Oui, mais au Gabon, le mort doit partir en paix et tout ce qui violerait ce moment de paix, comme une polémique ou la question de sa succession, serait très malséant. Le Premier ministre a d’ailleurs rappelé hier l’exemple de la France en 1974, quand Jacques Chaban Delmas s’était précipité pour annoncer sa candidature avant même l’enterrement de Georges Pompidou. Un faux pas qui, selon lui, a valu aux candidats gaullistes de perdre à la présidentielle pendant 21 ans (jusqu’en 1995, ndlr).

Dans combien de temps une élection présidentielle sera-t-elle organisée au Gabon?

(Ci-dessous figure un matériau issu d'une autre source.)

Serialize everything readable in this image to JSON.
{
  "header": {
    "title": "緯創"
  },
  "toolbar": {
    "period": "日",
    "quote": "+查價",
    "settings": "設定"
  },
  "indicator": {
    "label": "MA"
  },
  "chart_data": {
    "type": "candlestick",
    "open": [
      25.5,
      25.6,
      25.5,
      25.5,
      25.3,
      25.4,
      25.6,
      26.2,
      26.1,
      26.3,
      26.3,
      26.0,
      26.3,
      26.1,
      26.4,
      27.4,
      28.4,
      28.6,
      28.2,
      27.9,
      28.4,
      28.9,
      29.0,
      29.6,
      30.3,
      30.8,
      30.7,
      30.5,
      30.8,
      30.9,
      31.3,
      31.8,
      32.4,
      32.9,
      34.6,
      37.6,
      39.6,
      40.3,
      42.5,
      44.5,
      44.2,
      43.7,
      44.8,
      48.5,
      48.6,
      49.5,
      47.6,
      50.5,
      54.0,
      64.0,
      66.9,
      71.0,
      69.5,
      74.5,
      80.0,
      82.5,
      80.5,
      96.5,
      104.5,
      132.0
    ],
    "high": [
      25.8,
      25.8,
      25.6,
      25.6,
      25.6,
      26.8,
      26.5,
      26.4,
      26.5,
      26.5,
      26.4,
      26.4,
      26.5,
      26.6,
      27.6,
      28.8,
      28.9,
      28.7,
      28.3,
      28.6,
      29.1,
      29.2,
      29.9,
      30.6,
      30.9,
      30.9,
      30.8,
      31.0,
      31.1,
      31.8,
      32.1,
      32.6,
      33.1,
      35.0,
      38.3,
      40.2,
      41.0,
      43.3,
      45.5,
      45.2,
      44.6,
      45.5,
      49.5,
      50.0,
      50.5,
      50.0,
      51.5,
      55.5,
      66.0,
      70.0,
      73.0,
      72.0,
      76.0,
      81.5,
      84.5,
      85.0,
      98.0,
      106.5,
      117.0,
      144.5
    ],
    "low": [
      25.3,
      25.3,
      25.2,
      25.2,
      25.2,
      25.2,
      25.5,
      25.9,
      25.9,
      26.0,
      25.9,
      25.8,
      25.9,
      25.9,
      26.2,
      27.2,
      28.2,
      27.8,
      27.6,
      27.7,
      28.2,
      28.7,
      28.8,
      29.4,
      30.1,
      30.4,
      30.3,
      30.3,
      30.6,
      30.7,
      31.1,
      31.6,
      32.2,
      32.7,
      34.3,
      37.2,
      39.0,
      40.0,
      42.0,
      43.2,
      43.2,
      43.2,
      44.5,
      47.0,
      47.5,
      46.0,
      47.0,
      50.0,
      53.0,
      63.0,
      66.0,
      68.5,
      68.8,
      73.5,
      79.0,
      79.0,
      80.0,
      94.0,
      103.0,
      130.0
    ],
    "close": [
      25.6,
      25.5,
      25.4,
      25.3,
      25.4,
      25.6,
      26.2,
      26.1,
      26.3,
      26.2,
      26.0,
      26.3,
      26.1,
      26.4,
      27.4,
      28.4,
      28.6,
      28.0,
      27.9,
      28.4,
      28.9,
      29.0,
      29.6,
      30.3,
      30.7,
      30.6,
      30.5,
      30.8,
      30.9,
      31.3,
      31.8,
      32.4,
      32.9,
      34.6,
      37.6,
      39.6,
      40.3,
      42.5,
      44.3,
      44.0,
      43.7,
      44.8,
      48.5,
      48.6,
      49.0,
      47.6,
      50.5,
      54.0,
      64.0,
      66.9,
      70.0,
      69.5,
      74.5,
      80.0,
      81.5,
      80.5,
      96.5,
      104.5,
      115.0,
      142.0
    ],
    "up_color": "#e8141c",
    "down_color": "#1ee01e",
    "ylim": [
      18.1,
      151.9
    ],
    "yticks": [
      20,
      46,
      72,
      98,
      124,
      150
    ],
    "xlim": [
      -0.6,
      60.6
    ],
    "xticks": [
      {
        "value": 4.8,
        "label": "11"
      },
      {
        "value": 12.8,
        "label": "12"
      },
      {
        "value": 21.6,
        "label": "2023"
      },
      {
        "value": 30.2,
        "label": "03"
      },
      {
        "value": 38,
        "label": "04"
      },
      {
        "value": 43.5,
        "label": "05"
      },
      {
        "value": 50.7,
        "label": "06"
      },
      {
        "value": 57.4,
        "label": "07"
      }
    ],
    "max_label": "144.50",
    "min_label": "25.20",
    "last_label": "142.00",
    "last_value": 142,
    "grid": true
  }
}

La Constitution prévoit un délai de 45 jours mais cela va être difficile de respecter le délai, sachant que les obsèques ont déjà duré quinze jours. Certains estiment que si l’élection est organisée d’ici à décembre, c’est déjà bien! Entre temps, il faut refaire les listes électorales avec tous les nouveaux inscrits, listes que l’opposition voudra contrôler. Pour la première fois, en tout cas, le Gabon pourra organiser et financer tout seul cette élection.

Un héritage d’Omar Bongo?

Il a eu le mérite faire en sorte que le Gabon reste un pays où règne la paix civile, au sein de la poudrière que constitue l’Afrique centrale. L’opposition a souvent fait valoir qu’«on ne mange pas la paix», ce à quoi la majorité lui répondait, «d’accord, mais sans la paix, on a rien à manger». Ce sont les deux termes de cette contradiction que le successeur d’Omar Bongo va devoir gérer. Le principal enjeu n’est pas de transformer l’économie du pays, qui repose notamment sur les industries extractives, le pétrole et un certain tissu économique local. Ce qu’il va falloir changer, c’est la redistribution des fruits de cette économie, pour davantage d’égalité sociale.

La question de la succession reste encore très floue. Les enfants d’Omar Bongo sont-ils les mieux placés?

Non, on n’est pas du tout sûr que la succession se fasse à l’intérieur de la famille proche. Un certain nombre de personnalités au sein du parti démocratique gabonais, majoritaire, sont bien placées. Le successeur devra en tout cas partir des acquis d’Omar Bongo en termes de dialogue et de négociations entre la majorité et l’opposition pour reconstruire l’avenir. Le chef d’Etat était parvenu, avec astuce, à intégrer ses opposants dans le cercle du pouvoir, ce qui lui valait d’ailleurs l’admiration de Nicolas Sarkozy. Pas sûr que son successeur ait les mêmes capacités de rassemblement.